Women constitute around half the world’s population and their participation and contribution are a must for any country’s development. Women across the world, known for their excellent management skills in running a home, should not be dependent on men in making financial decisions involved in planning for retirement and making other investments.
Financial literacy, economic freedom and encouragement to form their own financial identity are essential aspects in the growth of girls. And if women take the financial lead in various sectors of the economy, they will give huge contributions to India’s GDP.
Women have started recognising their true potential and are doing extremely well in numerous areas such as politics, space, research, entertainment, literature and technology. Financial literacy will lift their status in society, and taking financial decisions independently may give them the confidence to take a stand against violence and sexual harassment.

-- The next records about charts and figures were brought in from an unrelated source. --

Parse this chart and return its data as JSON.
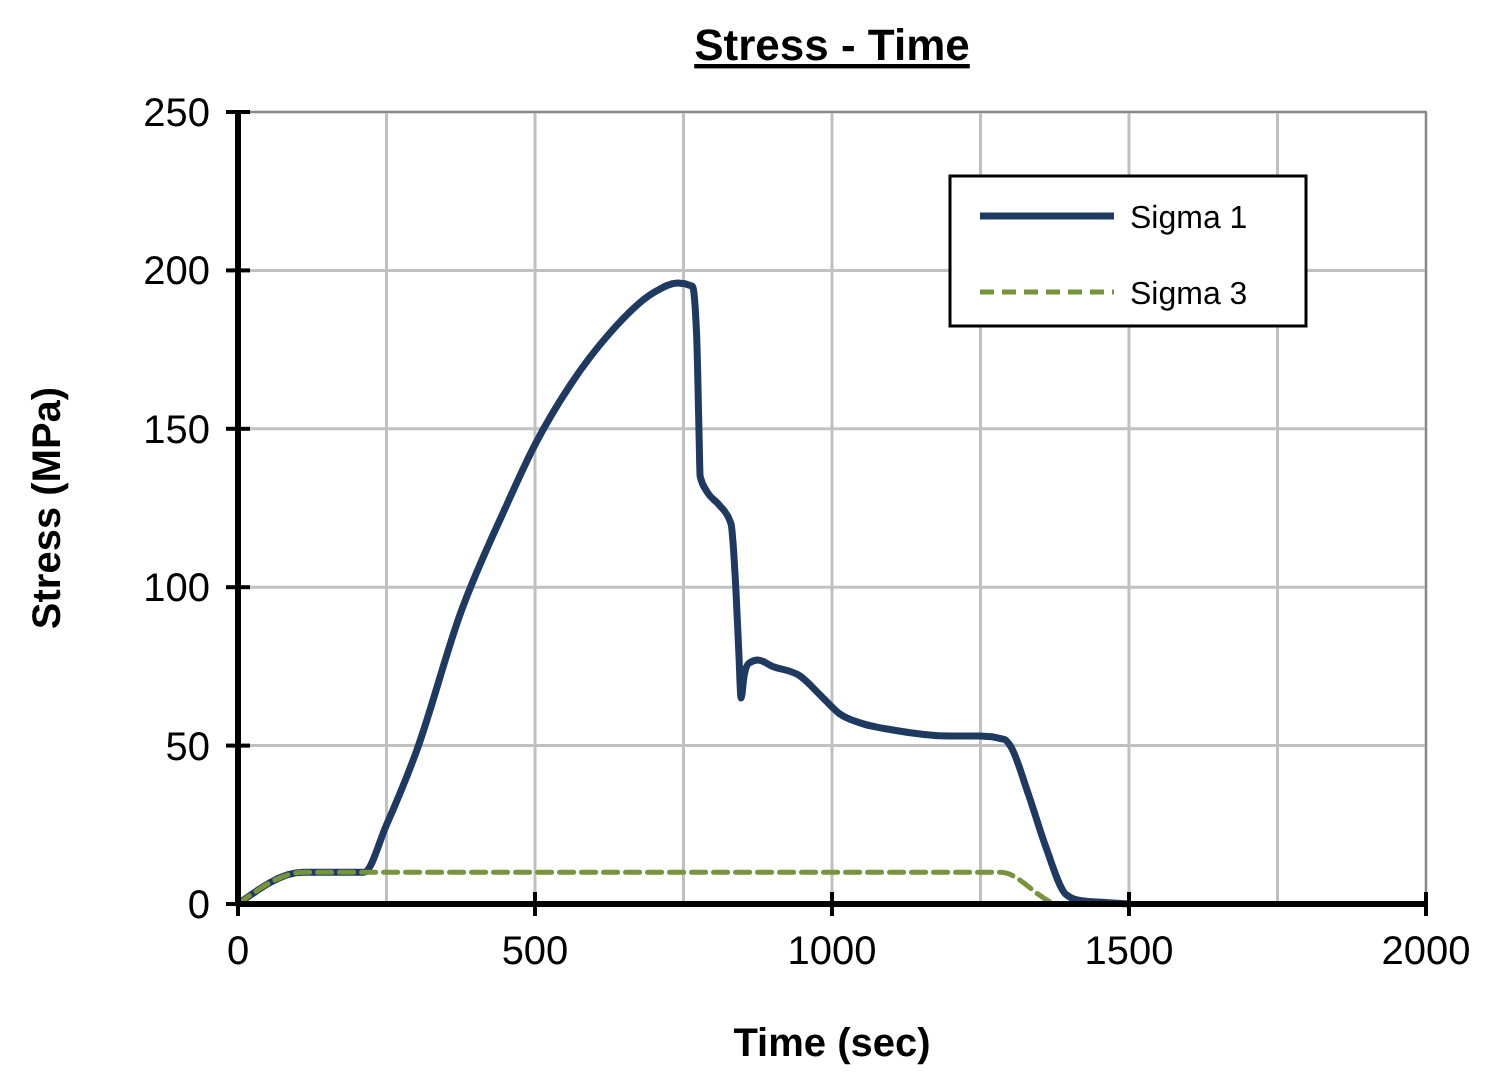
{
  "chart_data": {
    "type": "line",
    "title": "Stress - Time",
    "xlabel": "Time (sec)",
    "ylabel": "Stress (MPa)",
    "xlim": [
      0,
      2000
    ],
    "xticks": [
      0,
      500,
      1000,
      1500,
      2000
    ],
    "ylim": [
      0,
      250
    ],
    "yticks": [
      0,
      50,
      100,
      150,
      200,
      250
    ],
    "grid": true,
    "legend": "top right",
    "series": [
      {
        "name": "Sigma 1",
        "color": "#1f3a60",
        "line_style": "solid",
        "x": [
          0,
          110,
          212,
          250,
          300,
          375,
          450,
          500,
          560,
          625,
          700,
          740,
          765,
          772,
          776,
          778,
          790,
          810,
          830,
          838,
          843,
          847,
          852,
          860,
          875,
          900,
          946,
          980,
          1013,
          1050,
          1100,
          1200,
          1249,
          1290,
          1300,
          1330,
          1360,
          1394,
          1420,
          1460,
          1500
        ],
        "values": [
          0,
          10,
          10,
          25,
          48,
          92,
          125,
          145,
          164,
          180,
          193,
          196,
          195,
          180,
          150,
          135,
          130,
          126,
          120,
          100,
          80,
          65,
          72,
          76,
          77,
          75,
          72,
          66,
          60,
          57,
          55,
          53,
          53,
          52,
          50,
          35,
          18,
          3,
          1,
          0.5,
          0
        ]
      },
      {
        "name": "Sigma 3",
        "color": "#77933c",
        "line_style": "dashed",
        "x": [
          0,
          110,
          1284,
          1384,
          1500
        ],
        "values": [
          0,
          10,
          10,
          0,
          0
        ]
      }
    ]
  }
}
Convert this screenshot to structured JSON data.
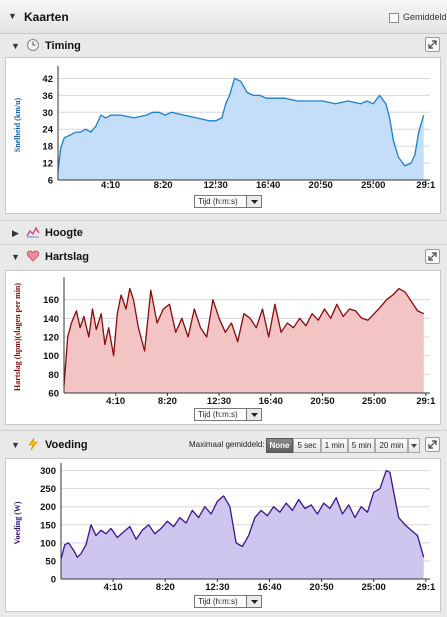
{
  "header": {
    "title": "Kaarten",
    "checkbox_label": "Gemiddeld"
  },
  "sections": {
    "timing": {
      "title": "Timing"
    },
    "hoogte": {
      "title": "Hoogte"
    },
    "hartslag": {
      "title": "Hartslag"
    },
    "voeding": {
      "title": "Voeding"
    }
  },
  "smoothing": {
    "label": "Maximaal gemiddeld:",
    "options": [
      "None",
      "5 sec",
      "1 min",
      "5 min",
      "20 min"
    ],
    "selected": "None"
  },
  "icons": {
    "collapse": "triangle-down-icon",
    "expand": "expand-icon",
    "timing": "clock-icon",
    "hoogte": "elevation-icon",
    "hartslag": "heart-icon",
    "voeding": "lightning-icon"
  },
  "colors": {
    "speed_line": "#1a7fd0",
    "speed_fill": "#c4defa",
    "hr_line": "#8b0a0a",
    "hr_fill": "#f2c4c4",
    "power_line": "#3a1590",
    "power_fill": "#cfc6f0"
  },
  "chart_data": [
    {
      "type": "area",
      "name": "speed",
      "ylabel": "Snelheid (km/u)",
      "x_ticks": [
        "4:10",
        "8:20",
        "12:30",
        "16:40",
        "20:50",
        "25:00",
        "29:1"
      ],
      "y_ticks": [
        6,
        12,
        18,
        24,
        30,
        36,
        42
      ],
      "ylim": [
        6,
        45
      ],
      "x_select": "Tijd (h:m:s)",
      "x": [
        0,
        0.2,
        0.5,
        1,
        1.4,
        1.8,
        2.2,
        2.6,
        3,
        3.4,
        3.8,
        4.2,
        5,
        6,
        7,
        7.5,
        8,
        8.5,
        9,
        10,
        11,
        12,
        12.5,
        13,
        13.3,
        13.6,
        14,
        14.5,
        15,
        15.5,
        16,
        16.5,
        17,
        18,
        19,
        20,
        21,
        22,
        23,
        24,
        24.5,
        25,
        25.5,
        26,
        26.3,
        26.6,
        27,
        27.5,
        28,
        28.3,
        28.6,
        29
      ],
      "values": [
        9,
        17,
        21,
        22,
        23,
        23,
        24,
        23,
        25,
        29,
        28,
        29,
        29,
        28,
        29,
        30,
        30,
        29,
        30,
        29,
        28,
        27,
        27,
        28,
        33,
        36,
        42,
        41,
        37,
        36,
        36,
        35,
        35,
        35,
        34,
        34,
        34,
        33,
        34,
        33,
        34,
        33,
        36,
        33,
        28,
        20,
        14,
        11,
        12,
        15,
        23,
        29
      ]
    },
    {
      "type": "area",
      "name": "heart_rate",
      "ylabel": "Hartslag (hpm)(slagen per min)",
      "x_ticks": [
        "4:10",
        "8:20",
        "12:30",
        "16:40",
        "20:50",
        "25:00",
        "29:1"
      ],
      "y_ticks": [
        60,
        80,
        100,
        120,
        140,
        160
      ],
      "ylim": [
        60,
        180
      ],
      "x_select": "Tijd (h:m:s)",
      "x": [
        0,
        0.3,
        0.6,
        1,
        1.3,
        1.6,
        2,
        2.3,
        2.6,
        3,
        3.3,
        3.6,
        4,
        4.3,
        4.6,
        5,
        5.3,
        5.6,
        6,
        6.5,
        7,
        7.5,
        8,
        8.5,
        9,
        9.5,
        10,
        10.5,
        11,
        11.5,
        12,
        12.5,
        13,
        13.5,
        14,
        14.5,
        15,
        15.5,
        16,
        16.5,
        17,
        17.5,
        18,
        18.5,
        19,
        19.5,
        20,
        20.5,
        21,
        21.5,
        22,
        22.5,
        23,
        23.5,
        24,
        24.5,
        25,
        25.5,
        26,
        26.5,
        27,
        27.5,
        28,
        28.5,
        29
      ],
      "values": [
        68,
        120,
        135,
        148,
        130,
        142,
        120,
        150,
        128,
        145,
        112,
        130,
        100,
        145,
        165,
        150,
        172,
        160,
        130,
        105,
        170,
        135,
        150,
        155,
        125,
        140,
        120,
        150,
        130,
        120,
        160,
        140,
        125,
        135,
        115,
        145,
        140,
        130,
        150,
        120,
        155,
        125,
        135,
        130,
        140,
        132,
        145,
        138,
        150,
        140,
        155,
        142,
        150,
        148,
        140,
        138,
        145,
        152,
        160,
        165,
        172,
        168,
        158,
        148,
        145
      ]
    },
    {
      "type": "area",
      "name": "power",
      "ylabel": "Voeding (W)",
      "x_ticks": [
        "4:10",
        "8:20",
        "12:30",
        "16:40",
        "20:50",
        "25:00",
        "29:1"
      ],
      "y_ticks": [
        0,
        50,
        100,
        150,
        200,
        250,
        300
      ],
      "ylim": [
        0,
        310
      ],
      "x_select": "Tijd (h:m:s)",
      "x": [
        0,
        0.3,
        0.6,
        1,
        1.3,
        1.6,
        2,
        2.4,
        2.8,
        3.2,
        3.6,
        4,
        4.5,
        5,
        5.5,
        6,
        6.5,
        7,
        7.5,
        8,
        8.5,
        9,
        9.5,
        10,
        10.5,
        11,
        11.5,
        12,
        12.5,
        13,
        13.5,
        14,
        14.5,
        15,
        15.5,
        16,
        16.5,
        17,
        17.5,
        18,
        18.5,
        19,
        19.5,
        20,
        20.5,
        21,
        21.5,
        22,
        22.5,
        23,
        23.5,
        24,
        24.5,
        25,
        25.5,
        26,
        26.3,
        26.6,
        27,
        27.5,
        28,
        28.5,
        29
      ],
      "values": [
        55,
        95,
        100,
        80,
        60,
        70,
        95,
        150,
        120,
        135,
        125,
        140,
        115,
        130,
        145,
        110,
        135,
        150,
        125,
        140,
        160,
        145,
        170,
        155,
        190,
        170,
        200,
        180,
        215,
        230,
        200,
        100,
        90,
        120,
        170,
        190,
        175,
        200,
        185,
        210,
        190,
        220,
        195,
        205,
        180,
        210,
        195,
        225,
        180,
        205,
        170,
        200,
        185,
        240,
        250,
        300,
        295,
        240,
        170,
        150,
        135,
        120,
        60
      ]
    }
  ]
}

Girls in rural areas are found to be ignorant of basic banking transactions such as cash deposits, transfer of funds to another account and use of debit cards. Financial knowledge and awareness are more widely spread among urban and highly educated women. It’s because they have more financial freedom and exposure. The governments hence must bridge the wide gap between urban and rural women in financial literacy and freedom.
Women tend to be risk-averse and prefer safe or low-risk investments such as fixed deposit, post office schemes, gold, insurance, provident fund and national saving certificate. Their decisions often revolve around the good of the family.
Though the Government of India has taken various initiatives to make women economically empowered and financially independent, more needs to be done to make them take control of their destiny.